| Article ID | Journal | Published Year | Pages | File Type |
|---|---|---|---|---|
| 1134496 | Computers & Industrial Engineering | 2013 | 7 Pages |
•We study a two-phase tournament commonly for non-professional sports.•The objective is to determine the number of venues subject to the least timeslots.•A diagonal symmetric matrix allows of generating multiple feasible round robin schedules is provided.

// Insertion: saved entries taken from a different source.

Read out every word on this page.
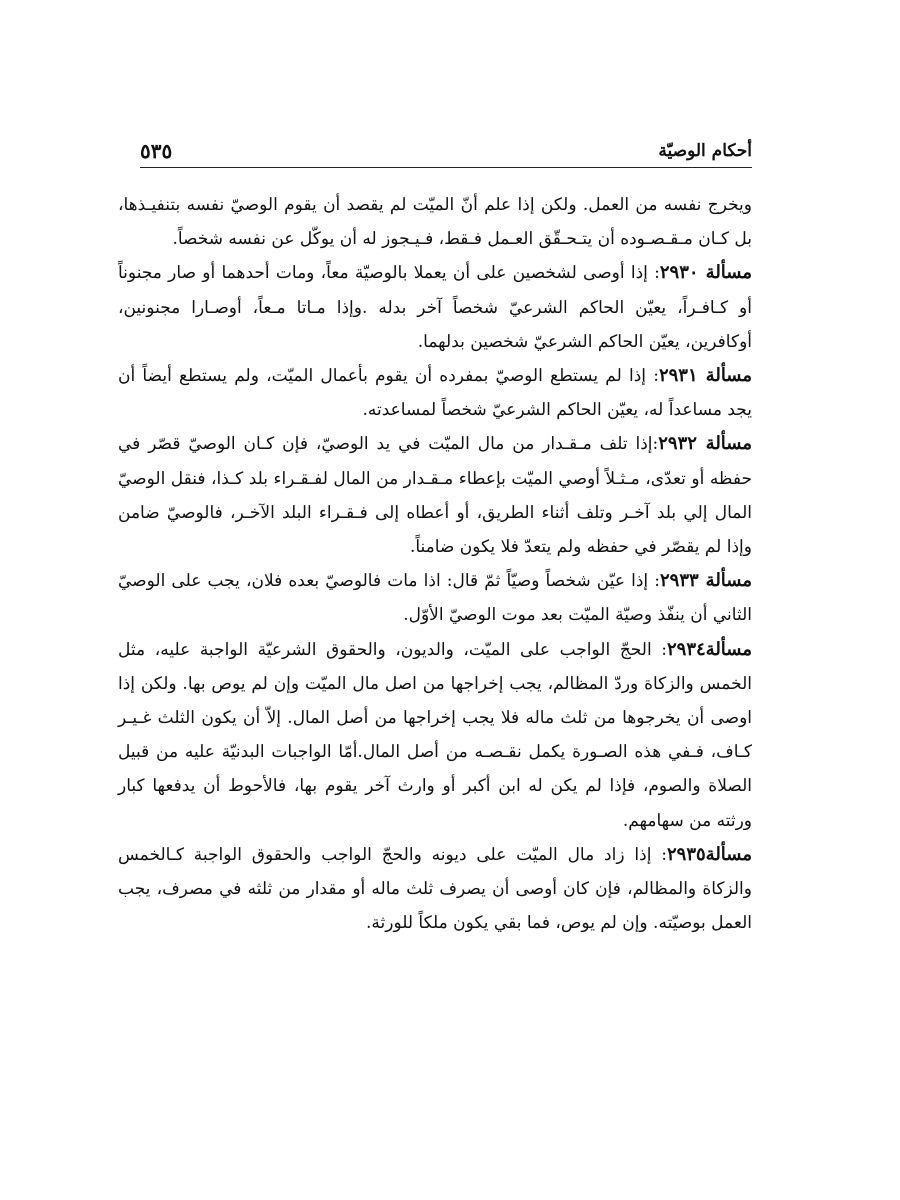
أحكام الوصيّة
٥٣٥

ويخرج نفسه من العمل. ولكن إذا علم أنّ الميّت لم يقصد أن يقوم الوصيّ نفسه بتنفيـذها، بل كـان مـقـصـوده أن يتـحـقّق العـمل فـقط، فـيـجوز له أن يوكّل عن نفسه شخصاً.

مسألة ٢٩٣٠: إذا أوصى لشخصين على أن يعملا بالوصيّة معاً، ومات أحدهما أو صار مجنوناً أو كـافـراً، يعيّن الحاكم الشرعيّ شخصاً آخر بدله .وإذا مـاتا مـعاً، أوصـارا مجنونين، أوكافرين، يعيّن الحاكم الشرعيّ شخصين بدلهما.

مسألة ٢٩٣١: إذا لم يستطع الوصيّ بمفرده أن يقوم بأعمال الميّت، ولم يستطع أيضاً أن يجد مساعداً له، يعيّن الحاكم الشرعيّ شخصاً لمساعدته.

مسألة ٢٩٣٢:إذا تلف مـقـدار من مال الميّت في يد الوصيّ، فإن كـان الوصيّ قصّر في حفظه أو تعدّى، مـثـلاً أوصي الميّت بإعطاء مـقـدار من المال لفـقـراء بلد كـذا، فنقل الوصيّ المال إلي بلد آخـر وتلف أثناء الطريق، أو أعطاه إلى فـقـراء البلد الآخـر، فالوصيّ ضامن وإذا لم يقصّر في حفظه ولم يتعدّ فلا يكون ضامناً.

مسألة ٢٩٣٣: إذا عيّن شخصاً وصيّاً ثمّ قال: اذا مات فالوصيّ بعده فلان، يجب على الوصيّ الثاني أن ينفّذ وصيّة الميّت بعد موت الوصيّ الأوّل.

مسألة٢٩٣٤: الحجّ الواجب على الميّت، والديون، والحقوق الشرعيّة الواجبة عليه، مثل الخمس والزكاة وردّ المظالم، يجب إخراجها من اصل مال الميّت وإن لم يوص بها. ولكن إذا اوصى أن يخرجوها من ثلث ماله فلا يجب إخراجها من أصل المال. إلاّ أن يكون الثلث غـيـر كـاف، فـفي هذه الصـورة يكمل نقـصـه من أصل المال.أمّا الواجبات البدنيّة عليه من قبيل الصلاة والصوم، فإذا لم يكن له ابن أكبر أو وارث آخر يقوم بها، فالأحوط أن يدفعها كبار ورثته من سهامهم.

مسألة٢٩٣٥: إذا زاد مال الميّت على ديونه والحجّ الواجب والحقوق الواجبة كـالخمس والزكاة والمظالم، فإن كان أوصى أن يصرف ثلث ماله أو مقدار من ثلثه في مصرف، يجب العمل بوصيّته. وإن لم يوص، فما بقي يكون ملكاً للورثة.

We studied a two-phase, preliminary and finals, tournament, which commonly adopted for non-professional sports. The round robin tournament in divisions is played in the preliminary phase, followed by one of the three variants, namely single elimination, double elimination, and round robin in the finals phase. The objective is to determine the required number of venues (tables or courts) subject to the least timeslots under the given format. We used a diagonal symmetric matrix to pair teams to games and to schedule games in timeslots for the round robin tournament. For the preliminary phase, we proposed a procedure to find the number of divisions and the number of teams in each division that minimize the total number of games and timeslots accordingly. For the finals phase, we determined the number of venues required in the least timeslots. We then formulated a constraint programming model based on the diagonal symmetric matrix for the round robin tournament. Finally, we provided suggestions for choosing the appropriate competition format.